A division bench of Justice S C Dharmadhikari and Justice R I Chagla passed the order on January 29 while hearing a public interest litigation (PIL) filed by social activist Naresh Gosavi in connection to vacancies in MSHRC, the need of a bigger office and providing the commission adequate funds to ensure its financial autonomy. The court has been hearing the PIL for the last seven years.
In a July 2019 order, the HC had mentioned that MSHRC had been issued a letter of allotment to occupy a 6,800-sq ft area at MTNL Building in Colaba as its office. The MSHRC currently functions from a small temporary office in a government building in south Mumbai.
Noting that since March 2001, MSHRC did not have a permanent office, the HC pulled up the state government for not making the statutory body fully functional. As Additional Government Pleader Geeta Shastri told the HC that the procedure related to alloting the office space is complete, the bench directed the MSHRC registrar to take possession of the premises at the earliest.
An earlier affidavit filed by the registrar had pointed to massive space shortage being faced by MSHRC, leading to operational issues. It had stated that in 2001, the commission had demanded a space measuring approximately 8,000 sq ft for its office. However, taking into consideration the urgency and especially the ideal location, the MSHRC had accepted the government’s proposal allotting a 2,800 sq ft office at Hazarimal Somani Marg, opposite the Chhatrapati Shivaji Maharaj Terminus, following court intervention.
The court had also noted on January 20 that the post of full-time chairperson fell vacant after Justice S R Bannurmath, the former Chief Justice of the Kerala High Court, completed his term in January 2018. The HC had earlier as well pressed for implementation of its previous orders to lessen burden on MSHRC that is grappling with pending cases. As per the 2017 progress report of MSHRC, 14,388 cases were pending before it.
“Currently, there is no chairperson to head the commission and one member also needs to be nominated or appointed. Apparently, the commission is functioning with only one member,” the court had noted last July.

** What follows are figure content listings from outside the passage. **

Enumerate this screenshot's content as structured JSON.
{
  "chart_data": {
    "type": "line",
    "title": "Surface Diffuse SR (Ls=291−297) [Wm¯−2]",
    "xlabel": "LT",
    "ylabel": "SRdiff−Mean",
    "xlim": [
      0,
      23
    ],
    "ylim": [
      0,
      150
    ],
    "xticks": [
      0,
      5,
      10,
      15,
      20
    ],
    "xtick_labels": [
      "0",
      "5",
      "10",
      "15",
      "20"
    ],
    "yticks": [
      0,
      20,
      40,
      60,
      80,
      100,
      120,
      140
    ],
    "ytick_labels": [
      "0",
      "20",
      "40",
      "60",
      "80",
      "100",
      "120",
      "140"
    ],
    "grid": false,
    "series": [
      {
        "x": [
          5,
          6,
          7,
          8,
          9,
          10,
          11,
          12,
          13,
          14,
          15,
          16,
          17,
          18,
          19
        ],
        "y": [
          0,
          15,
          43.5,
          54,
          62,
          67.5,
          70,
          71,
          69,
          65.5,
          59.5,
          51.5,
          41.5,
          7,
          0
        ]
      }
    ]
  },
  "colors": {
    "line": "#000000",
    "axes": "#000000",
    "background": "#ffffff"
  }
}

On January 29, AGP Shastri submitted that the government is waiting for the court’s registry to send a list of names of former chief justices who are willing to become the MSHRC chairperson. She also submitted that even a retired high court judge is now eligible for appointment as a chairperson. Following this, the court directed its registry to forward the list of names quickly. The court has posted the PIL for a hearing on February 13.